Congressman Bill Pascrell

Representing the 9th District of NEW JERSEY

Pascrell Leads Labor Rights Letter Raising Colombian Trade Concerns

Jul 19, 2017
Press Release

WASHINGTON, D.C. – Today, ten members of the Congressional Monitoring Group on Labor Rights in Colombia sent a letter to United States Trade Representative’s office and the Department of Labor urging the Trump Administration to ensure that Colombia lives up to the obligations in its trade agreement with the United States. Signers include Reps. Bill Pascrell, Jr. (D-NJ), Jim McGovern (D-MA), Bobby Scott (D-VA), Sandy Levin (D-MI), John Lewis (D-GA), Rosa DeLauro (D-CT), Mark Pocan (D-WI), Keith Ellison (D-MN), Mark DeSaulnier (D-CA), and Jan Schakowsky (D-IL).
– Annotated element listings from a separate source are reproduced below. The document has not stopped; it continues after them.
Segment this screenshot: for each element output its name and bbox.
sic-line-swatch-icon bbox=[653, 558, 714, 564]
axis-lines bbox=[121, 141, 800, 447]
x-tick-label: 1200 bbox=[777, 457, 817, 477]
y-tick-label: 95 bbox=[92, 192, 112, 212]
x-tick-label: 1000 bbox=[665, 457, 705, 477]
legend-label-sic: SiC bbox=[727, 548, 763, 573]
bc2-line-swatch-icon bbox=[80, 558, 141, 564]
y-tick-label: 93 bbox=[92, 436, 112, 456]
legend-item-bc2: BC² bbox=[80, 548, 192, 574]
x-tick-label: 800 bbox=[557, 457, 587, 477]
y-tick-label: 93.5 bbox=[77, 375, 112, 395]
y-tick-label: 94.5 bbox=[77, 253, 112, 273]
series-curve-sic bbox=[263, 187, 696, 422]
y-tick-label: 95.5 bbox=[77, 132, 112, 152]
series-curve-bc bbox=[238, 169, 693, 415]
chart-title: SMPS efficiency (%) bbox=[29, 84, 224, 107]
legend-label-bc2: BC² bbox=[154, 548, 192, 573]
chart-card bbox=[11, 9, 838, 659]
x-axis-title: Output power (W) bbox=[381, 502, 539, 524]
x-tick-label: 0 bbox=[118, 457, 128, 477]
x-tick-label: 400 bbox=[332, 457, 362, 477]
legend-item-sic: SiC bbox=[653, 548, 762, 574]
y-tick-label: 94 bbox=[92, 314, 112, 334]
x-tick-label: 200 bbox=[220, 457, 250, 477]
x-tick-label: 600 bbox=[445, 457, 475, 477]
The Members expressed “significant concerns regarding the continued failure of the Colombian government to implement and effectively enforce the provisions in the U.S.-Colombia [Trade Promotion Agreement] and the [Labor] Action Plan” and “growing concerns about the murders of union leaders and other social activists in Colombia.”
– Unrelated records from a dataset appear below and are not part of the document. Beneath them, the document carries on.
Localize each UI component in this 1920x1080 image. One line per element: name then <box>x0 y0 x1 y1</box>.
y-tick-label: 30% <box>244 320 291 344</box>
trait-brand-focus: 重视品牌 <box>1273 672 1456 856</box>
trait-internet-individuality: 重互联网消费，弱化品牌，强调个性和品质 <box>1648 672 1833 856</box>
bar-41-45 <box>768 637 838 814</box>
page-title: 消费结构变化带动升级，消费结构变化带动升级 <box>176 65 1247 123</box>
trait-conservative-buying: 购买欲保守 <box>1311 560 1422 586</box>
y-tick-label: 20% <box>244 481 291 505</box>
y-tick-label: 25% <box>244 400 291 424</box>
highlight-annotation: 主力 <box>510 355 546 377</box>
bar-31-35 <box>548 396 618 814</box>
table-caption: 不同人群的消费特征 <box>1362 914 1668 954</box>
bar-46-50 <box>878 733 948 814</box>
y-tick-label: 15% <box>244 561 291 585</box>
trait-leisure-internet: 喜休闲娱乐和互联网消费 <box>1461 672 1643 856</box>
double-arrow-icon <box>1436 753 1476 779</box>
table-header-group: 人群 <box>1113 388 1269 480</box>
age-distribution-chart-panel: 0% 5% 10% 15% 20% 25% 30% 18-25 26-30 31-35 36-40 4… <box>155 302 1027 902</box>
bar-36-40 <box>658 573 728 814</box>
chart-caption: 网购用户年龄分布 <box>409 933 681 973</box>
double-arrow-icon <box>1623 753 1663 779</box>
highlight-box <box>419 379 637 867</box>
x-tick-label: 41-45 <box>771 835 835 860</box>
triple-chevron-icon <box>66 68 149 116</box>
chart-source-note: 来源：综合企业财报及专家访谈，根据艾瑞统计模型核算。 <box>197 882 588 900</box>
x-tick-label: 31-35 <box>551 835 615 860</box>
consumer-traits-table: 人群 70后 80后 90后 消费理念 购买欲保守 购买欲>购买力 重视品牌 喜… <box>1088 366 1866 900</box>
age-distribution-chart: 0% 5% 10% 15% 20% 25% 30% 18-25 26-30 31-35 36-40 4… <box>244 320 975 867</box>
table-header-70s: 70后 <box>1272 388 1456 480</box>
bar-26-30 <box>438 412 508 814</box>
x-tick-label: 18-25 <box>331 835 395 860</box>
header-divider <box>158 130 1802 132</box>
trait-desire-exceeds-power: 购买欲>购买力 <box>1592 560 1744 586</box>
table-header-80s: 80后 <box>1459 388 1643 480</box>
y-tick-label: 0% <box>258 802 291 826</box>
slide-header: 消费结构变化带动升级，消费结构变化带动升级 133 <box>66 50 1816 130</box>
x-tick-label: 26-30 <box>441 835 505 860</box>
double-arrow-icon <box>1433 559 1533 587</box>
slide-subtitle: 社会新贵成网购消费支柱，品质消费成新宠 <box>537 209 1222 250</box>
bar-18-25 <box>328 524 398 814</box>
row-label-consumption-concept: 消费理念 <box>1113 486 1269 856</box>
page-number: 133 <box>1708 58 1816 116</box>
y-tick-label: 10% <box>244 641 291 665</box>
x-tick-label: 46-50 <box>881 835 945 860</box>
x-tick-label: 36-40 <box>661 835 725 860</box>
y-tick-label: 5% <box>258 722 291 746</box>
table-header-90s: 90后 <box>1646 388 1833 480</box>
The full text of the letter is below.

July 19, 2017

The Honorable Robert Lighthizer
Ambassador
United States Trade Representative
600 17th Street NW
Washington, D.C. 20006

The Honorable Alexander Acosta
Secretary
Department of Labor
200 Constitution Avenue NW
Washington, D.C. 20210

Dear Ambassador Lighthizer and Secretary Acosta:

As Members of the Colombia Monitoring Group, we have been closely following the implementation and enforcement of the labor provisions in the U.S.-Colombia Trade Promotion Agreement (TPA), including the Colombian Action Plan related to Labor Rights (Action Plan). We write today to express our significant concerns regarding the continued failure of the Colombian government to implement and effectively enforce the provisions in the U.S.-Colombia TPA and the Action Plan and to highlight recent disturbing events in Colombia.

The failure of the Colombian government to live up to its labor commitments was highlighted in a petition filed by the American Federation of Labor and Congress of Industrial Organizations (AFL-CIO) and several Colombian labor unions in May 2016. The petition alleged that Colombia has not been in compliance with its labor obligations since the TPA went into force and that Colombia is currently in violation of the obligations, among others, to:

  • maintain statutes, regulations, and practices regarding freedom of association;
  • maintain statutes, regulations, and practices regarding collective bargaining; effectively enforce its labor laws;
  • ensure that court proceedings comply with due process of law; and
  • make judicial decisions available without undue delay.

In a January 2017 Department of Labor (DOL) report, DOL’s Office of Trade and Labor Affairs asserted that it had “significant concerns” regarding many of the issues highlighted above and committed itself to assess any progress made by the Colombian government within nine months. Does your Administration agree with the findings in the report and does it intend to comply with the timeline established in the report? Further, what are your specific plans and strategies to ensure that the Colombian government lives up to its labor commitments?

In this regard, we are also concerned about the lack of leadership at two key positions within the Department of Labor that have led U.S. government efforts related to Colombian labor issues. The Administration has yet to appoint a Deputy Undersecretary for International Affairs and has not filled the Labor Attaché position within the U.S. Embassy in Colombia. In the past, the staff in these positions have played crucial roles in monitoring the implementation of labor provisions by the Colombian government. We urge Secretary Acosta to fill these positions with competent and experienced professionals as soon as possible.

Lastly, we write to express our growing concerns about the murders of union leaders and other social activists in Colombia. Just in this calendar year, the Escuela Nacional Sindical (ENS) has documented the murder of ten Colombian union leaders. While we make no assumptions about the circumstances in each particular case, the Colombian government must carry out a full and transparent investigation into these murders, bring the perpetrators to justice, and implement adequate measures to protect unionists.

Thank you for your attention to this matter. We look forward to working with you on this issue.